The RNC circulated video footage of Mr. Biden telling his colleagues on the Senate floor in 1993 that he found the arguments “for and against NAFTA are vastly, vastly, vastly overblown,” and that “I do not pretend to be an expert on international trade matters.”

Mr. Trump, meanwhile, has said the new law is a “colossal victory” for the nation, and that Canada and Mexico will no longer be able to take advantage of the United States.

“We got rid of the worst trade deal ever made in the history of mankind,” Mr.

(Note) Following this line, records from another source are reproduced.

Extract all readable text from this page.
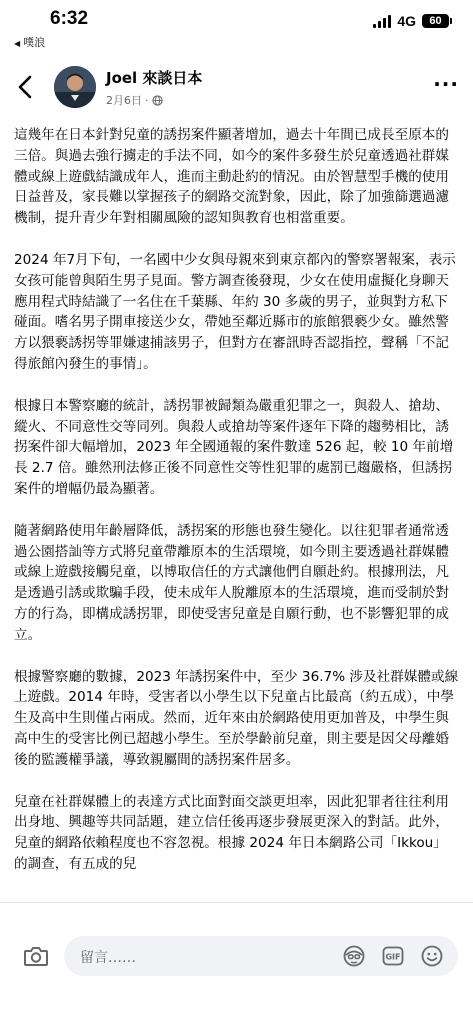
6:32
◀ 噗浪
4G	60
Joel 來談日本
2月6日 ·
···

這幾年在日本針對兒童的誘拐案件顯著增加，過去十年間已成長至原本的三倍。與過去強行擄走的手法不同，如今的案件多發生於兒童透過社群媒體或線上遊戲結識成年人，進而主動赴約的情況。由於智慧型手機的使用日益普及，家長難以掌握孩子的網路交流對象，因此，除了加強篩選過濾機制，提升青少年對相關風險的認知與教育也相當重要。

2024 年7月下旬，一名國中少女與母親來到東京都內的警察署報案，表示女孩可能曾與陌生男子見面。警方調查後發現，少女在使用虛擬化身聊天應用程式時結識了一名住在千葉縣、年約 30 多歲的男子，並與對方私下碰面。嗜名男子開車接送少女，帶她至鄰近縣市的旅館猥褻少女。雖然警方以猥褻誘拐等罪嫌逮捕該男子，但對方在審訊時否認指控，聲稱「不記得旅館內發生的事情」。

根據日本警察廳的統計，誘拐罪被歸類為嚴重犯罪之一，與殺人、搶劫、縱火、不同意性交等同列。與殺人或搶劫等案件逐年下降的趨勢相比，誘拐案件卻大幅增加，2023 年全國通報的案件數達 526 起，較 10 年前增長 2.7 倍。雖然刑法修正後不同意性交等性犯罪的處罰已趨嚴格，但誘拐案件的增幅仍最為顯著。

隨著網路使用年齡層降低，誘拐案的形態也發生變化。以往犯罪者通常透過公園搭訕等方式將兒童帶離原本的生活環境，如今則主要透過社群媒體或線上遊戲接觸兒童，以博取信任的方式讓他們自願赴約。根據刑法，凡是透過引誘或欺騙手段，使未成年人脫離原本的生活環境，進而受制於對方的行為，即構成誘拐罪，即使受害兒童是自願行動，也不影響犯罪的成立。

根據警察廳的數據，2023 年誘拐案件中，至少 36.7% 涉及社群媒體或線上遊戲。2014 年時，受害者以小學生以下兒童占比最高（約五成），中學生及高中生則僅占兩成。然而，近年來由於網路使用更加普及，中學生與高中生的受害比例已超越小學生。至於學齡前兒童，則主要是因父母離婚後的監護權爭議，導致親屬間的誘拐案件居多。

兒童在社群媒體上的表達方式比面對面交談更坦率，因此犯罪者往往利用出身地、興趣等共同話題，建立信任後再逐步發展更深入的對話。此外，兒童的網路依賴程度也不容忽視。根據 2024 年日本網路公司「Ikkou」的調查，有五成的兒

留言……	GIF
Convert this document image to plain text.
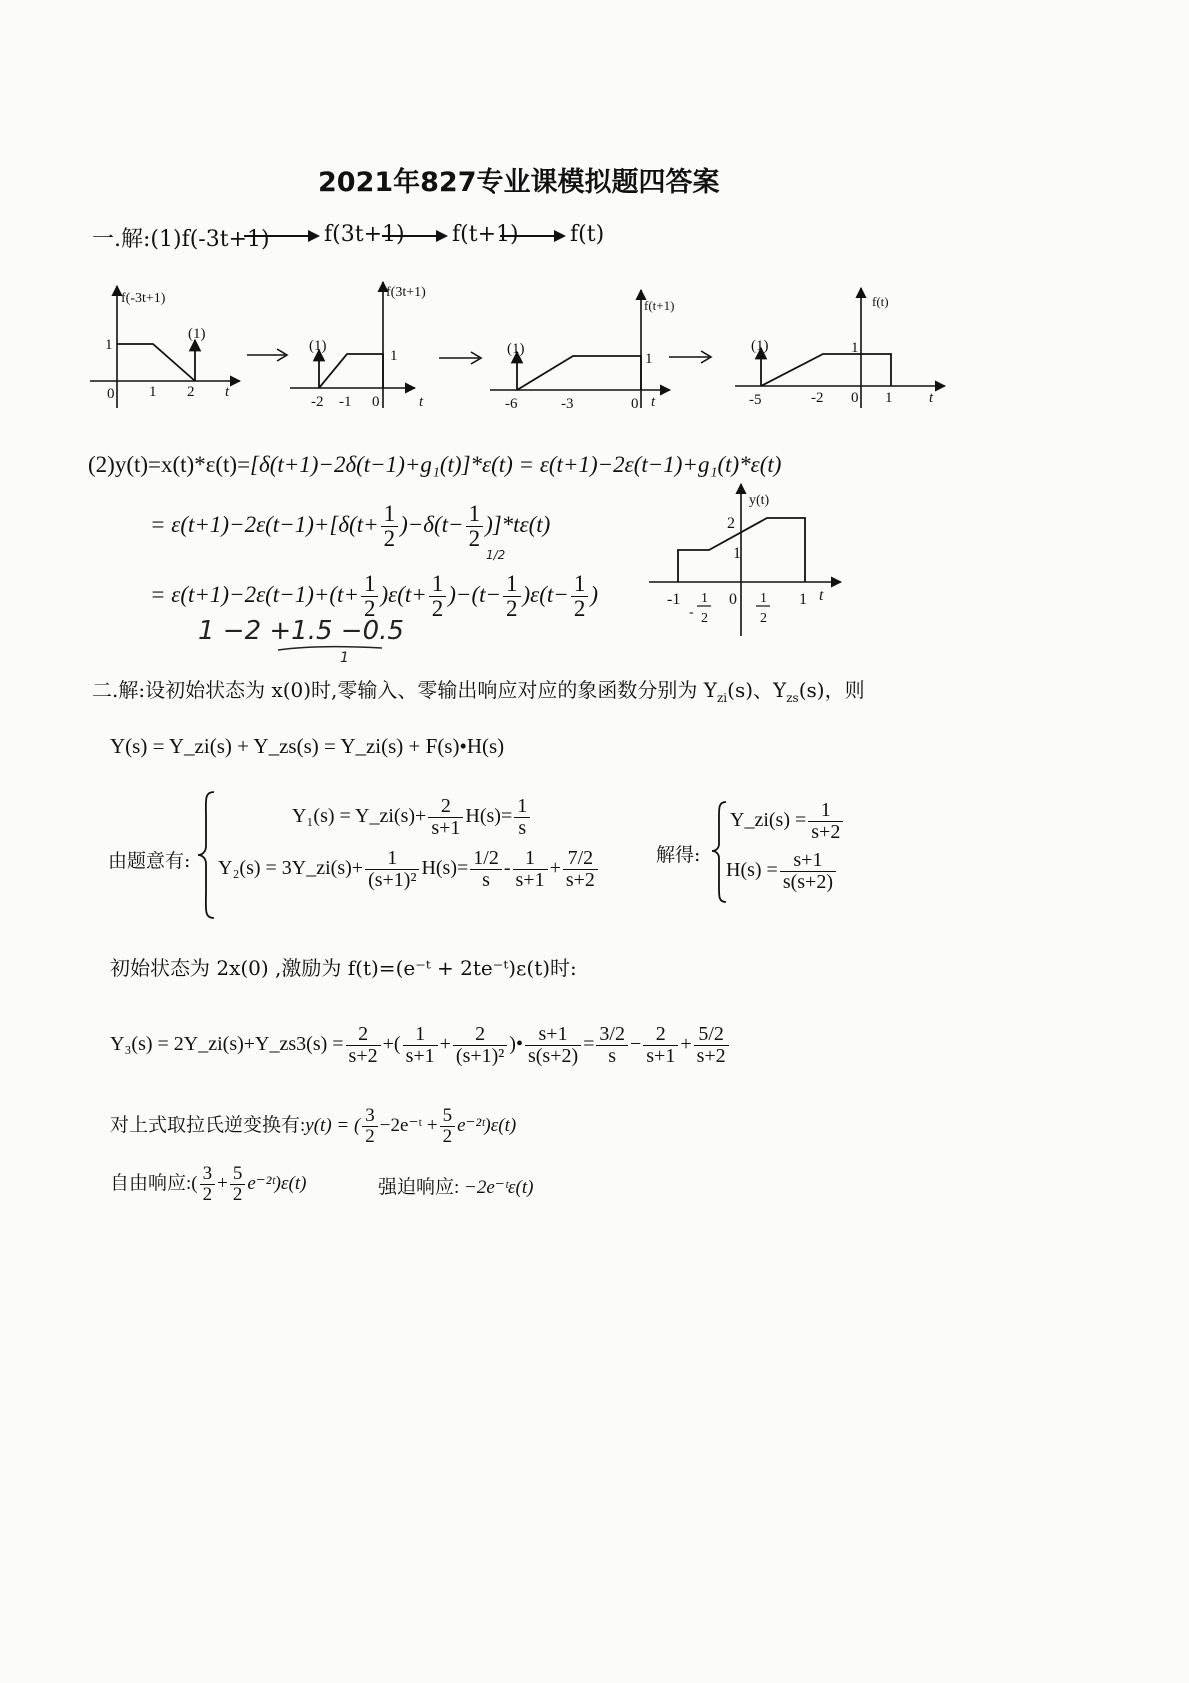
2021年827专业课模拟题四答案
一.解:(1)f(-3t+1) f(3t+1) f(t+1) f(t)
f(-3t+1)
(1)
1
0 1 2 t
f(3t+1)
(1)
1
-2 -1 0	t
f(t+1)
(1)
1
-6	-3	0 t
f(t)
(1)	1
-5	-2 0 1 t
(2)y(t)=x(t)*ε(t)=[δ(t+1)−2δ(t−1)+g₁(t)]*ε(t) = ε(t+1)−2ε(t−1)+g₁(t)*ε(t)
= $\varepsilon(t+1)-2\varepsilon(t-1)+[\delta(t+ \frac{1}{2} )-\delta(t- \frac{1}{2} )]*t\varepsilon(t)$
= $\varepsilon(t+1)-2\varepsilon(t-1)+(t+ \frac{1}{2} )\varepsilon(t+ \frac{1}{2} )-(t- \frac{1}{2} )\varepsilon(t- \frac{1}{2}$ )
1/2
1 −2 +1.5 −0.5
1
y(t)
2
1
-1	0	1 t
1
2
-
1
2
二.解:设初始状态为 x(0)时,零输入、零输出响应对应的象函数分别为 $Y_{zi}(s)$、$Y_{zs}(s)$，则
Y(s) = Y_zi(s) + Y_zs(s) = Y_zi(s) + F(s)•H(s)
由题意有:
Y₁(s) = Y_zi(s)+ $\frac{2}{s+1} H(s)= \frac{1}{s}$
Y₂(s) = 3Y_zi(s)+ $\frac{1}{\text{(s+1)²}} H(s)= \frac{1/2}{s} - \frac{1}{s+1} + \frac{7/2}{s+2}$	解得:
Y_zi(s) = $\frac{1}{s+2}$
$H(s) = \frac{s+1}{s(s+2)}$
初始状态为 2x(0) ,激励为 f(t)=(e⁻ᵗ + 2te⁻ᵗ)ε(t)时:
Y₃(s) = 2Y_zi(s)+Y_zs3(s) = $\frac{2}{s+2}$ +( $\frac{1}{s+1} + \frac{2}{\text{(s+1)²}}$ )• $\frac{s+1}{s(s+2)} = \frac{3/2}{s} - \frac{2}{s+1} + \frac{5/2}{s+2}$
对上式取拉氏逆变换有:y(t) = ( $\frac{3}{2}$ −2e⁻ᵗ + $\frac{5}{2}$ e⁻²ᵗ)ε(t)
自由响应:( $\frac{3}{2} + \frac{5}{2}$ e⁻²ᵗ)ε(t)	强迫响应: −2e⁻ᵗε(t)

Trump said last week in Wisconsin.

The new deal modernizes trade in the digital era, prohibiting the three countries from imposing tariffs on digital products such as movies and streaming services.

The full economic impact of the agreement is expected to come gradually.

The U.S. International Trade Commission estimated last year that the deal will increase GDP by $68.2 billion (0.35%) and employment by 176,000 jobs (0.12%) over six years.

“The former NAFTA treaty was filled with holes and it caused a big increase in our deficits with our two big trading partners,” Commerce Secretary Wilbur L. Ross Jr. said Wednesday on Fox Business. “Since NAFTA, we have incurred more than $1 trillion of deficits with Mexico.”

He said the new agreement is “a very, very important thing, both for agricultural products and for manufactured products, especially automobiles.”

The trade milestone comes as a new poll shows Mr. Trump losing ground with voters on his handling of the economy, viewed as his strongest argument for reelection.

The CNBC/Change Research survey found that 55% of battleground voters (up from 53% two weeks ago) do not agree that “Donald Trump has done enough to help working Americans make it through the current economic downturn.”

In the poll, 48% of voters in six battleground states reported lost wages in their household as a result of COVID-19. More than 3 out of 4 voters, 77%, are still experiencing wage cuts.

And the poll found that 36% of battleground voters or someone in their household lost a job or was furloughed as a result of COVID-19.

Of those, 75% remain out of a job or furloughed.

Also, 54% of battleground voters say they are “more concerned that if we don’t extend the additional $600 a week in unemployment benefits that people who have lost jobs will fall further behind and the recession will get deeper.”